Por: Bruna Sampaio
Pouco após as 10h, o caminhão estaciona na Glória, Zona Sul do Rio. Minutos depois, a fila se forma. É que já havia gente esperando o veículo, que recolhe ossos e pelancas de supermercados da cidade. Sensibilizados, motorista e ajudante da empresa doam ali toda terça e quinta parte do que foi recolhido. Diante do desemprego — que ficou em 14,1% no segundo trimestre de 2021, atingindo 14,4 milhões de brasileiros — e da inflação galopante — que com a prévia deste mês chegou a 10,05% no acumulado em 12 meses, ultrapassando os dois dígitos pela primeira vez desde fevereiro de 2016 —, é a esperança daquelas pessoas de encontrarem um pedaço de carne para matar a fome.

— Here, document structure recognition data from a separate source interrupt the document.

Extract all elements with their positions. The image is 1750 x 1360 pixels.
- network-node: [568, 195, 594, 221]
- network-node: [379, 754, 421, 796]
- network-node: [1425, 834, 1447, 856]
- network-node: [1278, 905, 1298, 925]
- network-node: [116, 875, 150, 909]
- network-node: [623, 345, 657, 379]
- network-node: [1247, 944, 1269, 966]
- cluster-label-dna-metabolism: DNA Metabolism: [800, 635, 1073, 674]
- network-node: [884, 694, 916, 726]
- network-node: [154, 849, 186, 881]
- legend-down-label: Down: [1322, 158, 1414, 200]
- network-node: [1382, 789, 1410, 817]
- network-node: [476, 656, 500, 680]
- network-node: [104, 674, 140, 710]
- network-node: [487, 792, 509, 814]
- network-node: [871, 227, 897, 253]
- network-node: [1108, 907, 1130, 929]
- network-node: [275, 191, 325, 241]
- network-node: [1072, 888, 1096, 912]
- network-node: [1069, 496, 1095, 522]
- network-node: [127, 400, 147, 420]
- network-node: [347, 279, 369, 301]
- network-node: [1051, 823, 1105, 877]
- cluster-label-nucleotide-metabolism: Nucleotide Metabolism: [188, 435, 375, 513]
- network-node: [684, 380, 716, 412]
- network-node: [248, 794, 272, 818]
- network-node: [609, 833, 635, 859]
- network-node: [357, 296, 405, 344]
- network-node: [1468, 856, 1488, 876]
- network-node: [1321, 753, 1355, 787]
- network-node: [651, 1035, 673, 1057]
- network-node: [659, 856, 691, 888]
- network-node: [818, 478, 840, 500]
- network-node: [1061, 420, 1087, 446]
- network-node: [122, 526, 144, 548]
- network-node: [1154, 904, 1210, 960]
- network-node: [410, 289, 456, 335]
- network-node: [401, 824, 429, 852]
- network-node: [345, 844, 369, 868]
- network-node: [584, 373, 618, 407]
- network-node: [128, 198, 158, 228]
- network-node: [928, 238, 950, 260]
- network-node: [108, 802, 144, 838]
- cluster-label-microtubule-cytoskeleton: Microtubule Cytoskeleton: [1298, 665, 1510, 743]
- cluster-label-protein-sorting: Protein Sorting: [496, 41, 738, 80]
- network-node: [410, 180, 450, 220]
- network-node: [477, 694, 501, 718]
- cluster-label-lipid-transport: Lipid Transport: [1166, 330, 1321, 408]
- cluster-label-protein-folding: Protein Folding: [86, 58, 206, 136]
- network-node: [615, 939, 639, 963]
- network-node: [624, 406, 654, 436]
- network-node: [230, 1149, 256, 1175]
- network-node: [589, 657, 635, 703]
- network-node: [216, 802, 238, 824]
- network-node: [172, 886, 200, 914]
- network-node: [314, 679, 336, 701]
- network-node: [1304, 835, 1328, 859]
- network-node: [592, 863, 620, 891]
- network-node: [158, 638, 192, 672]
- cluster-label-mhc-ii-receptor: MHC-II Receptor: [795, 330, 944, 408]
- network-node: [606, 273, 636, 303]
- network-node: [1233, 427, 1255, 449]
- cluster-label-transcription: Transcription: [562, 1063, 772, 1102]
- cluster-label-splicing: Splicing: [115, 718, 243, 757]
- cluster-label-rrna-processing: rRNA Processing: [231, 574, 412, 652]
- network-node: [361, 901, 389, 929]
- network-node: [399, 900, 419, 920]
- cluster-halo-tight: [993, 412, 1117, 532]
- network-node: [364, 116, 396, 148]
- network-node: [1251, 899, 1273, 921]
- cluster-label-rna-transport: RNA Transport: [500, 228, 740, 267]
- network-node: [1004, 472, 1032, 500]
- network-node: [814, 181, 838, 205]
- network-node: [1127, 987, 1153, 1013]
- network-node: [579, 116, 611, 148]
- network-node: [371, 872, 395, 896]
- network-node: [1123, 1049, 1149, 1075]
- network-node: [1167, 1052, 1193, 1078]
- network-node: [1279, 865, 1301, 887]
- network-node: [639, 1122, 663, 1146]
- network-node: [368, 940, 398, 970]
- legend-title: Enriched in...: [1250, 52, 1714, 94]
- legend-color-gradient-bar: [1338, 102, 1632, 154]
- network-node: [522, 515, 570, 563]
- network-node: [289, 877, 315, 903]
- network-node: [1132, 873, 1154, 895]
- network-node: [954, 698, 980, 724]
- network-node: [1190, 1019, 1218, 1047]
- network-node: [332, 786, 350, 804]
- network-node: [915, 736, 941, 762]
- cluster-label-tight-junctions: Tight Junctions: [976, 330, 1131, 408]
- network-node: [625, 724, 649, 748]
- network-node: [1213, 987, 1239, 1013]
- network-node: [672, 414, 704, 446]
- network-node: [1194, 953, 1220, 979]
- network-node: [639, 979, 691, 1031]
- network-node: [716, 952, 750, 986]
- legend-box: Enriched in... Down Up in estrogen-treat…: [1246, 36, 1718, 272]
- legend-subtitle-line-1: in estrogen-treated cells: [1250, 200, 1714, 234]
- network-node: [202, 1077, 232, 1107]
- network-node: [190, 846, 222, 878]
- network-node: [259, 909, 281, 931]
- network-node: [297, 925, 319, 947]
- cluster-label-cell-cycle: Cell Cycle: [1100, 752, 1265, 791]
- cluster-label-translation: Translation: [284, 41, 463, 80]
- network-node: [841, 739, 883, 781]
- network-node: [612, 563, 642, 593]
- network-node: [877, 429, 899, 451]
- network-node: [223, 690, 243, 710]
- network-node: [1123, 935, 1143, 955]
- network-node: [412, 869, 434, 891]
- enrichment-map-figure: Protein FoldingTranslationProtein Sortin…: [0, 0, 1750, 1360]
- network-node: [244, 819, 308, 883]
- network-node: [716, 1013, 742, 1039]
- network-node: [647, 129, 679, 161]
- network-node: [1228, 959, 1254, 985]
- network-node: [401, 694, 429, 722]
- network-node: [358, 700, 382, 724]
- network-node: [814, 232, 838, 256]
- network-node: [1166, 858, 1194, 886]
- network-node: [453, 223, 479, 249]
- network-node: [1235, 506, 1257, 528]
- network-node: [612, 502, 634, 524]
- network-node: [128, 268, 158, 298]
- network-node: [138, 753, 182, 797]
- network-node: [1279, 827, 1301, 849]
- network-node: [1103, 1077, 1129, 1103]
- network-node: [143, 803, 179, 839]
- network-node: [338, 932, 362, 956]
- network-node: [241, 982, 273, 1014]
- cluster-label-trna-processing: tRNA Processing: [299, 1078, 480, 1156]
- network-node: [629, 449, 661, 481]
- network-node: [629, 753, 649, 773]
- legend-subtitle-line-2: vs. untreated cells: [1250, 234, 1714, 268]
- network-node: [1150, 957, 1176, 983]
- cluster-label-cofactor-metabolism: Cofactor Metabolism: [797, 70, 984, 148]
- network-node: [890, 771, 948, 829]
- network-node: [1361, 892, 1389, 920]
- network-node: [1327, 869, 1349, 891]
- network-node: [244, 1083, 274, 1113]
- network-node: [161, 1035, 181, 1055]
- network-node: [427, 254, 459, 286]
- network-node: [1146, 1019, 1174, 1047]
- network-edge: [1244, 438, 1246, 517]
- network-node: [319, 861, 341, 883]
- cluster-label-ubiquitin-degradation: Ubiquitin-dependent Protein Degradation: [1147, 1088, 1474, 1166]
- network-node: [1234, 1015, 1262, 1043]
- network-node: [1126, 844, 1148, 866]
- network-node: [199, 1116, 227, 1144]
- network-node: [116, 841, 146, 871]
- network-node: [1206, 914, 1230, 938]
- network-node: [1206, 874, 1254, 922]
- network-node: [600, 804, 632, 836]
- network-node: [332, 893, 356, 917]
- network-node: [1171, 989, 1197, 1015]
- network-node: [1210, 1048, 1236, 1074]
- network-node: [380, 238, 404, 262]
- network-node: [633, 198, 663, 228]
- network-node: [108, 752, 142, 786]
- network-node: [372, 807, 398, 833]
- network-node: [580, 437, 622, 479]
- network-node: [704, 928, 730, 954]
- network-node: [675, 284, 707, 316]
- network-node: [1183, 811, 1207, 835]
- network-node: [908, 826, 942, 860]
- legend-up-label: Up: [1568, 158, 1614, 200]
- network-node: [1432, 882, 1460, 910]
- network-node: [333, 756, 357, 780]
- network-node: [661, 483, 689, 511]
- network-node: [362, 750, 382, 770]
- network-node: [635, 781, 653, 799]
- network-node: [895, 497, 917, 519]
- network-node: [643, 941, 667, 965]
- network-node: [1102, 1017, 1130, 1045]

Uma vez por semana, a desempregada Vanessa Avelino de Souza, de 48 anos, que mora nas ruas do Rio, caminha até o ponto de distribuição. Com paciência, separa pelanca por pelanca, osso por osso em busca de algo melhor para pôr na sacola. — A gente limpa e separa o resto de carne. Com o osso, fazemos sopa, colocamos no arroz, no feijão... Depois de fritar, guardamos a gordura e usamos para fazer a comida — explica Vanessa, que lamenta não conviver com os cinco filhos.— Não tenho como cuidar deles. Por isso, eles são criados pela minha mãe. Não temos quase nada. O que temos é de doações. Lá, pelo menos, eles têm um pouco de dignidade.
Na fila da fome, Vanessa não está só. Outras mulheres, homens e jovens se amontoam em busca do restolho da carne e dos ossos. A pobreza extrema, que leva pessoas a garimpar restos, foi acentuada no Brasil durante a pandemia de Covid-19. Levantamento da Rede Brasileira de Pesquisas em Segurança Alimentar e Nutricional mostrou que mais de 116,8 milhões de pessoas vivem hoje sem acesso pleno e permanente a alimentos. Dessas, 19,1 milhões (9% da população) passam fome, vivendo “quadro de insegurança alimentar grave”. Os números revelam um aumento de 54% no número de pessoas que sofrem com a escassez de alimentos se comparado a 2018.